I don’t know why but I detest talking about my work; it makes me feel like I’m shoving my work down people’s throat or like I’m bragging about things I‘ve done or blowing my own trumpet. Come to think of it, where did I learn these values from, the bible or my parents? My father, he was a very hard worker who liked recognition for his work, and extolled his achievements with a frankness and matter of factness unique only to him. My mum on the other hand is someone who craves anonymity like no other person I know. Not even her right hand knows what the left is doing if she can help it. All she’s happy doing is doing her work and being satisfied in the accomplishment thereof. I suppose then that I am a marriage of the two; I work quietly with fierceness and let my work do my bragging for me. Maybe that’s why I work hard to achieve perfection in my work; so I can have something tangible to be remembered for after I am long gone. What I will enjoy talking about, on the movie set I’m working, are the people I’m working with.

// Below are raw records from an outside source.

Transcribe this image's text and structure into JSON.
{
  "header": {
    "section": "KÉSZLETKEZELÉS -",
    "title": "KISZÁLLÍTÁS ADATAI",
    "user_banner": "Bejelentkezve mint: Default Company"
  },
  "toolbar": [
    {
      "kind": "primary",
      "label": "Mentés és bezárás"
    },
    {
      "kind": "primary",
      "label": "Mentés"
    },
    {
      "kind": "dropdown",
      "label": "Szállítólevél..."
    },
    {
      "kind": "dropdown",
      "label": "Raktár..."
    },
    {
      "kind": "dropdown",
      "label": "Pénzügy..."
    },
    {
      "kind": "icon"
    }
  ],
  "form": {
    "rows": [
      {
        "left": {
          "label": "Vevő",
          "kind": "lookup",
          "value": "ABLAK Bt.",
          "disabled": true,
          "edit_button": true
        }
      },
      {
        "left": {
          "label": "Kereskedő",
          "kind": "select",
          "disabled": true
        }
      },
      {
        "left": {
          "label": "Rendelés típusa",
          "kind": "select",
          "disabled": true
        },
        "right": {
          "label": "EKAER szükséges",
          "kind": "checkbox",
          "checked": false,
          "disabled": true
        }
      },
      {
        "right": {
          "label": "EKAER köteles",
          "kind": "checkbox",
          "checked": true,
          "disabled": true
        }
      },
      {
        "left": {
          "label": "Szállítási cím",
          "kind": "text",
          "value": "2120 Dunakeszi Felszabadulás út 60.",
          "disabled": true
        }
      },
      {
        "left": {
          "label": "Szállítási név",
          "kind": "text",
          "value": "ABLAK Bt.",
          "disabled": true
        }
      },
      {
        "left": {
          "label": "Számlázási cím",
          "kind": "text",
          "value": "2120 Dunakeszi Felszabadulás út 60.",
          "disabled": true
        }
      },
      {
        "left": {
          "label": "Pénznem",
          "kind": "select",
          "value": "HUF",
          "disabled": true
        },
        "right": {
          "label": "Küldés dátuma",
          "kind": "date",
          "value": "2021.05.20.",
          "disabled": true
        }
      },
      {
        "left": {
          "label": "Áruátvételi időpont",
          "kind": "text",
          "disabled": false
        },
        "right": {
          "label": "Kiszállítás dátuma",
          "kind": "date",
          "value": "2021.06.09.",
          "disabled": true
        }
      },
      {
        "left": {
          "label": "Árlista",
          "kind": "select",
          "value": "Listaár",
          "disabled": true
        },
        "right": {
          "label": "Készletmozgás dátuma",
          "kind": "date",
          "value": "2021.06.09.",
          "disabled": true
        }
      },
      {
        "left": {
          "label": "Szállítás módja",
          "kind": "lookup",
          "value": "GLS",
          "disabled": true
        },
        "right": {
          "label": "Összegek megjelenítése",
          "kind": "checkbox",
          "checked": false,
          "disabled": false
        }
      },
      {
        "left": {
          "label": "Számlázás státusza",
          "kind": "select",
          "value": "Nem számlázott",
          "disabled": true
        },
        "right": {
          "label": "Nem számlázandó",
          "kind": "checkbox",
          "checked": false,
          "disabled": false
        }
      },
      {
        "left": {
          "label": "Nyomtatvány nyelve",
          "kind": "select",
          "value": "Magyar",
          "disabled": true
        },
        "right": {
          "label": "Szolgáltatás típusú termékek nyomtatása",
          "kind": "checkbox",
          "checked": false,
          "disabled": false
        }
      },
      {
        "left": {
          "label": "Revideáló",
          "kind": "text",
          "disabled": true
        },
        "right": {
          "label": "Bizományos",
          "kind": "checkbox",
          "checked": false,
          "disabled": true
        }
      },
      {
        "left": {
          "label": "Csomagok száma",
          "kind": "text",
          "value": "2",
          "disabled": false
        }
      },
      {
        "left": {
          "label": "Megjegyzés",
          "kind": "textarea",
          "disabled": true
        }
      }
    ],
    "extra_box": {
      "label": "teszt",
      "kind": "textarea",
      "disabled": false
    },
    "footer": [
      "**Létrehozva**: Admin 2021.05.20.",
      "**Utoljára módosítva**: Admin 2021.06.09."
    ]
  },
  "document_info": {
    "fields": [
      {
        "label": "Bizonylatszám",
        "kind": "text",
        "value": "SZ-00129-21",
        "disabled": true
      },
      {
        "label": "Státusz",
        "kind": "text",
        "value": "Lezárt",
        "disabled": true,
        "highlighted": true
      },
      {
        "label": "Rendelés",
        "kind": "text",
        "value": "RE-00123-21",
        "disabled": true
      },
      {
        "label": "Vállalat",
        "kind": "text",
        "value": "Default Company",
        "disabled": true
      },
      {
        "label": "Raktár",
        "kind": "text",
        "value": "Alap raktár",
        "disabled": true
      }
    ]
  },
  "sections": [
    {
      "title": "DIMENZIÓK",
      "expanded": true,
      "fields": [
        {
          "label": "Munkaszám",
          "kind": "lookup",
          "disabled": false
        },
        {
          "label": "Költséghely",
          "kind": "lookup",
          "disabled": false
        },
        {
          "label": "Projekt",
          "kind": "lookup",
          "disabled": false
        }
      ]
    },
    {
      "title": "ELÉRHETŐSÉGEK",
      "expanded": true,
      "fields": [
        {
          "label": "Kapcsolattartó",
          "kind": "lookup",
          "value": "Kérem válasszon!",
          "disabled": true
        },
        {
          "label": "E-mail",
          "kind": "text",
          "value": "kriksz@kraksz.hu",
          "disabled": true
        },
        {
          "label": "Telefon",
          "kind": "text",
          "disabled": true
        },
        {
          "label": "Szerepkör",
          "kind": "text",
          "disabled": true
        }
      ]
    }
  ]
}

I am surrounded by beautiful women and I’m depressed. Yes, I can see everyone except the boys rolling their eyes in exasperation. “Kalu and his numerous tales of women and sex!” You wouldn’t understand. The issue of my interactions with the women in my life goes beyond the carnal path you questionably minded people think I’m probably going. The subject of women in my life, I find, is deeply philosophical especially when they are three or more in the same place at the same time. You have this constellation of jewels around you, each vying for your attention and you dizzy from ogling at their sparkling lights, not knowing which to settle on; one for all and all for one. Instinctively you know that should you settle on one the others instantly turn to harpies, and the one you settle on, what happens after the first nuptial flight? It either instantly dulls into a relationship or you are labeled a bastard – yes my friend, that is most times the way of women. Settle for settling on all flowers and you’ll need to tread not only very carefully, but also to employ the wily services of subterfuge, for in vain does a fowler set a snare in full view of the bird he preys upon. Needless to pray for Heaven’s aid should you be found out. Most importantly, you remember the one back home on whom you depend. The one whom you have known for years, been through thick and thin together, has drunk garri without sugar and groundnuts with you, the one in front of whom you fart freely, entrust with your innermost secrets and tells you the truth as it is, in love and no guile. You think about her and wonder which one of the jewels surrounding you will go that mile with you. Alas, the desperately frustrated poet cried out, cast out at sea, “Water water everywhere and not a drop to drink!” I am surrounded by beautiful women and I am depressed. Have a great week everyone.